Optimization Study on Dual-Polarization Radar Hydrometeor Classification Method for Winter

During winter precipitation processes, the melting layer exhibits low altitude, rapid variation, and spatial heterogeneity, leading to significantly decreased identification accuracy of traditional dual-polarization radar hydrometeor classification algorithms in rain-snow transition regions. Data and Methods Using observational data from 87 dual-polarization radars and vertical profile data from 116 sounding stations across China from July 2023 to July 2024, an improved scheme combining sounding spatiotemporal matching optimization, QVP (Quasi-Vertical Profile) real-time average melting layer monitoring, and three-dimensional MLDA (Melting Layer Detection Algorithm) spatially refined identification was adopted. Objective Research was conducted from two aspects: improving melting layer spatiotemporal positioning accuracy and enhancing the regional applicability of the algorithm, to improve the discriminability of different phase types. Results The improved scheme effectively addressed the problems of rapid variation and spatial heterogeneity of winter melting layer, improving the temporal resolution of melting layer monitoring from 6-12 hours to 6 minutes and achieving three-dimensional spatially refined identification with resolutions of 1 km in range, 0.1 km in height, and 1°in azimuth.
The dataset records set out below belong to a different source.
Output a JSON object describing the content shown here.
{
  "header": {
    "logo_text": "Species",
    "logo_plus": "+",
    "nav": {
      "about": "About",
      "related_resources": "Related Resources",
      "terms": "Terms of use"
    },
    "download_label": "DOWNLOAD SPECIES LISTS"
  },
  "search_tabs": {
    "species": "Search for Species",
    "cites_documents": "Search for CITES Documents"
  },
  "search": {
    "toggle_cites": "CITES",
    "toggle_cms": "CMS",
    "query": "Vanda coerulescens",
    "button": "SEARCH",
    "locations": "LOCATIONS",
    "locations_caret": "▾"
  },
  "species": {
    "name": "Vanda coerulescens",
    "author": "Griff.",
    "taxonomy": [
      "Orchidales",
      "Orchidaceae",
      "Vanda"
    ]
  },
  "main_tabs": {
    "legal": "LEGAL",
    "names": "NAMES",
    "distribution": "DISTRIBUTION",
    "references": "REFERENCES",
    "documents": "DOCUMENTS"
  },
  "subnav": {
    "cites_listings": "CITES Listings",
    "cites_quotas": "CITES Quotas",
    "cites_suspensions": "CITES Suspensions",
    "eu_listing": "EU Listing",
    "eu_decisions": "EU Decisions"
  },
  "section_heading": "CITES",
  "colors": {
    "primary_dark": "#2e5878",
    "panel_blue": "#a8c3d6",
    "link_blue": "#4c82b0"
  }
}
Sensitivity experiments using winter data from 7 radars around Nanjing demonstrated that the improved scheme accurately identified the rain-snow boundary, with overall phase identification accuracy improved by 11.91% and rain-snow mixed-phase identification accuracy improved by over 50%. Conclusions Statistics of winter algorithm application duration from 87 radars nationwide show that the annual switching ratio of winter algorithm at plain sites and mountain sites in Northeast China, North China, and Central China reaches 18%-51%, indicating that the improved scheme provides an effective technical approach for winter dual-polarization radar hydrometeor phase identification.